In this large international dataset of pediatric patients, “the majority did not have a singular definitive etiology,” Kohli concluded. He added that continued community surveillance and close cooperation through the registry are needed to further investigate the indeterminate causes of hepatitis in children. “This is a call to arms to all of us,” he said.
These findings raise the question of how best to prevent and treat acute pediatric hepatitis. Given that adenoviruses were commonly detected in affected children, some clinicians have attempted to treat the infection. Although there are no approved drugs for adenovirus, cidofovir—a broad-spectrum nucleotide analogue antiviral best known as a treatment for CMV retinitis in people with AIDS—was shown to be active against multiple types of human adenovirus in laboratory studies.
Sunitha Vimalesvaran, MBBS, of King’s College Hospital in London, reported on the safety and efficacy of cidofovir for this indication. Among the 258 children with acute hepatitis who were tested for adenovirus in the United Kingdom, two thirds tested positive—considerably higher than the proportion in the SHIPP registry.
Nine children with acute hepatitis who tested positive for adenovirus received cidofovir.
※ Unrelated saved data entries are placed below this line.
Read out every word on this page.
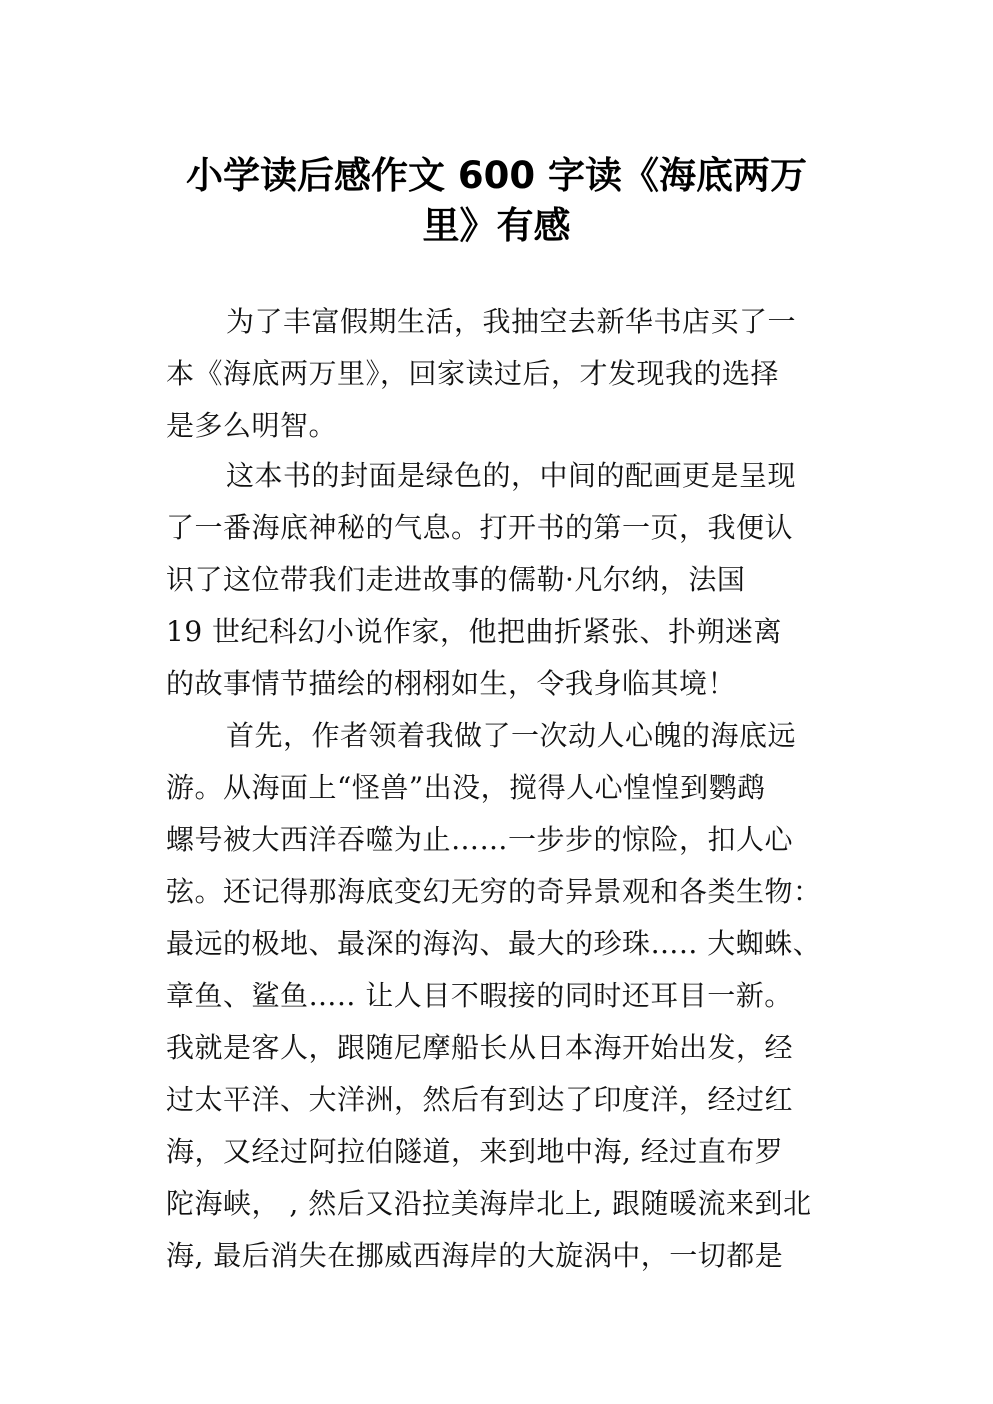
小学读后感作文 600 字读《海底两万
里》有感
为了丰富假期生活，我抽空去新华书店买了一
本《海底两万里》，回家读过后，才发现我的选择
是多么明智。
这本书的封面是绿色的，中间的配画更是呈现
了一番海底神秘的气息。打开书的第一页，我便认
识了这位带我们走进故事的儒勒·凡尔纳，法国
19 世纪科幻小说作家，他把曲折紧张、扑朔迷离
的故事情节描绘的栩栩如生，令我身临其境！
首先，作者领着我做了一次动人心魄的海底远
游。从海面上“怪兽”出没，搅得人心惶惶到鹦鹉
螺号被大西洋吞噬为止……一步步的惊险，扣人心
弦。还记得那海底变幻无穷的奇异景观和各类生物：
最远的极地、最深的海沟、最大的珍珠….. 大蜘蛛、
章鱼、鲨鱼….. 让人目不暇接的同时还耳目一新。
我就是客人，跟随尼摩船长从日本海开始出发，经
过太平洋、大洋洲，然后有到达了印度洋，经过红
海，又经过阿拉伯隧道，来到地中海, 经过直布罗
陀海峡， , 然后又沿拉美海岸北上, 跟随暖流来到北
海, 最后消失在挪威西海岸的大旋涡中，一切都是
All were treated with the standard 5 milligrams per kilogram dose of cidofovir once weekly for two weeks and then every two weeks.
The median age of the treated children was approximately three years old. Most had evidence of prior SARS-CoV-2 infection, including two within six weeks prior to hepatitis presentation. Six had received liver transplants.
Four children experienced complete adenovirus clearance and four others showed significant viral load reduction. All showed improvement in clinical and biochemical parameters, the researchers reported. None of the transplant recipients experienced a recurrence of adenovirus-associated hepatitis in their new liver, despite immunosuppression.
Kidney toxicity is a major side effect of cidofovir, and the children also received probenecid, a medication that protects the kidneys, and other therapies to reduce adverse effects. The liver transplant recipients received the immunosuppressant drug tacrolimus, which can also cause kidney toxicity. Although all children initially had normal kidney function, five required kidney dialysis as part of acute liver failure management. Four children developed kidney dysfunction after the first or second dose of cidofovir, but all except one had normalized kidney function at the time of hospital discharge.
“Whilst we continue to understand the precise etiology and pathophysiology of this condition, interim use of cidofovir in children with acute liver failure and adenoviremia [detectable adenovirus in the blood] appears to be safe, well tolerated and effective in reducing adenoviremia,” the researchers concluded.